Холодный пласт под ногами заставляет меня напрячься.
– Руки по швам.
Мать проводит своей острой ладонью от моего локтя до запястья. Я дрожу, подобно осеннему листу в ураган.
– Спину ровно, иначе дам корсет.
Я чуть дальше выставляю грудь и увожу плечи назад.
Мать судорожно бегает вокруг меня, создавая лёгкие ветряные потоки. Мои волосы колышутся, а длинные пряди чёлки щекочут щёки.
– Ты принимала таблетки? – её голос грубеет, а напряжение растёт с каждым сказанным словом.
– Да.
– Не ври.
Но внутренний голос велел мне не выдавать себя.
– Я спрашиваю ещё раз, ты принимала таблетки?
Я медленно, почти незаметно опускаю глаза на стрелку. Она чётко указывает на сорок два. Я переминаюсь с ноги на ногу в надежде, что они просто поломались или я встала неправильно.
– Чего ты топчешься?
– Просто.
– Ты принимала таблетки?
Нет. И я рада, что их содержимое гниёт сейчас в школьном мусорном ведре у медицинского кабинета. Может быть, их уже вывезли на городскую свалку, где им и место.
В момент я перестаю слышать писк посудомоечной машины. Журчание воды в ванной комнате скрывается в мраморных стенках. Я остаюсь одна.
– Дрянь! – мать взмахивает руками ввысь.
Последний вздох.
Она хватает меня сзади за волосы режущими пальцами и откидывает вбок, как живодёры избавляются от бездомных собак. Меня будто отхлестали колкими розами прямо по голове. Я хватаюсь двумя руками за корни волос, чтобы боль прекратилась как можно быстрее.

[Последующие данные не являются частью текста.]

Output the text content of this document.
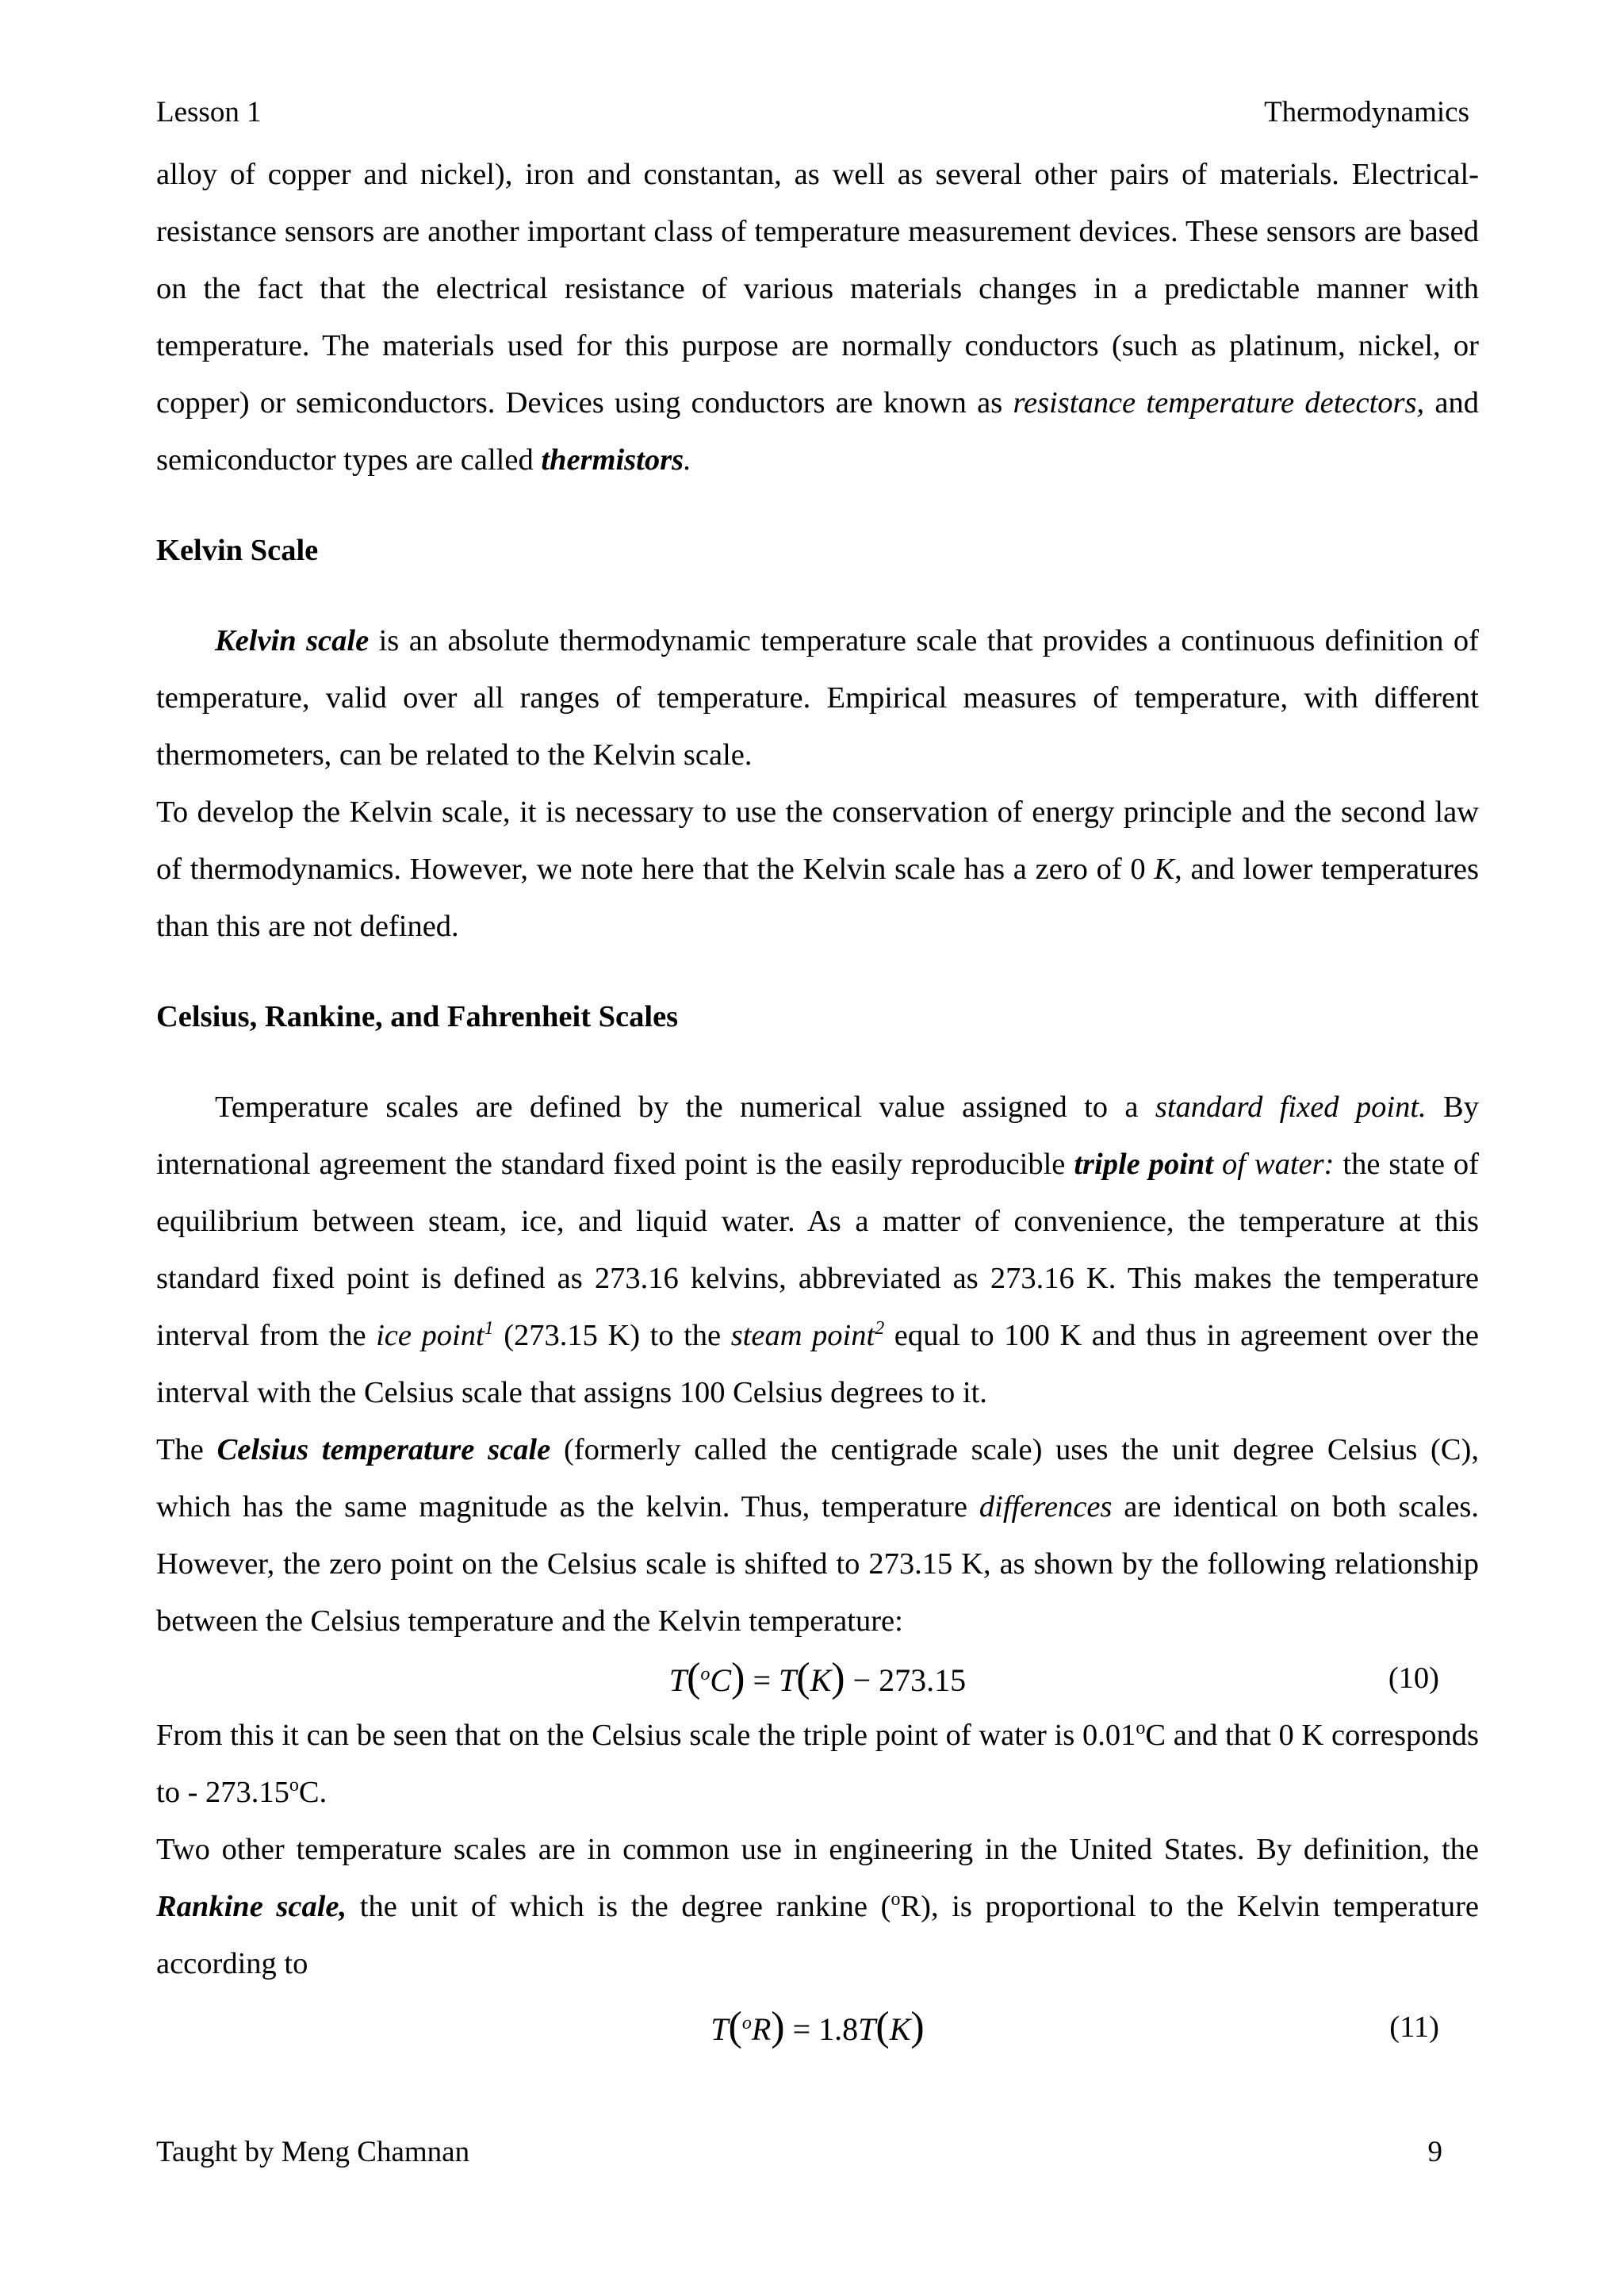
Lesson 1	Thermodynamics

alloy of copper and nickel), iron and constantan, as well as several other pairs of materials. Electrical-resistance sensors are another important class of temperature measurement devices. These sensors are based on the fact that the electrical resistance of various materials changes in a predictable manner with temperature. The materials used for this purpose are normally conductors (such as platinum, nickel, or copper) or semiconductors. Devices using conductors are known as resistance temperature detectors, and semiconductor types are called thermistors.

Kelvin Scale

Kelvin scale is an absolute thermodynamic temperature scale that provides a continuous definition of temperature, valid over all ranges of temperature. Empirical measures of temperature, with different thermometers, can be related to the Kelvin scale.

To develop the Kelvin scale, it is necessary to use the conservation of energy principle and the second law of thermodynamics. However, we note here that the Kelvin scale has a zero of 0 K, and lower temperatures than this are not defined.

Celsius, Rankine, and Fahrenheit Scales

Temperature scales are defined by the numerical value assigned to a standard fixed point. By international agreement the standard fixed point is the easily reproducible triple point of water: the state of equilibrium between steam, ice, and liquid water. As a matter of convenience, the temperature at this standard fixed point is defined as 273.16 kelvins, abbreviated as 273.16 K. This makes the temperature interval from the ice point$^1$ (273.15 K) to the steam point$^2$ equal to 100 K and thus in agreement over the interval with the Celsius scale that assigns 100 Celsius degrees to it.

The Celsius temperature scale (formerly called the centigrade scale) uses the unit degree Celsius (C), which has the same magnitude as the kelvin. Thus, temperature differences are identical on both scales. However, the zero point on the Celsius scale is shifted to 273.15 K, as shown by the following relationship between the Celsius temperature and the Kelvin temperature:

T($^o$C) = T(K) − 273.15	(10)

From this it can be seen that on the Celsius scale the triple point of water is 0.01$^o$C and that 0 K corresponds to - 273.15$^o$C.

Two other temperature scales are in common use in engineering in the United States. By definition, the Rankine scale, the unit of which is the degree rankine ($^o$R), is proportional to the Kelvin temperature according to

T($^o$R) = 1.8T(K)	(11)
Taught by Meng Chamnan	9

– Что я тебе утром говорила? Ты хотя бы понимаешь, что ты делаешь?
Она пинает весы так, что те с огромной скоростью отлетают и трещат вместе со стеклянной дверцей шкафа.
Лицо матери становится совсем звериным. Изящные стрелки рядом с глазами сливаются с её чёрными зрачками. Теперь в её взоре нет ничего, кроме ярости. Лучезарная улыбка превращается в стиснутые клыки, уже готовые без всяких раздумий разодрать мою плоть на мелкие кусочки, собрать воедино которые будет не в силах даже самый опытный археолог. На её плоском лбу проступают морщины, и даже тональный крем не спасает её кожу от таких преображений.
Мать бросается ко мне скорым шагом:
– Ты у меня сутками будешь без еды сидеть!
Она замахивается. Её нежный маникюр теперь походит на ногти бурого медведя или самого страшного обитателя ада.
В это же мгновение их остриё впивается в моё плечо, и мать с силой откидывает меня в сторону.
– Дрянь! Неблагодарная!
Я успеваю только сморщиться перед тем, как удариться затылком о зеркальную поверхность шкафа.
Прозрачный треск раздаётся позади, моментально оглушая меня. На второй план уходят в возгласы матери, и шум телевизора в соседней комнате. Теперь я слышу только своё сердцебиение и хрустальный звон стекла.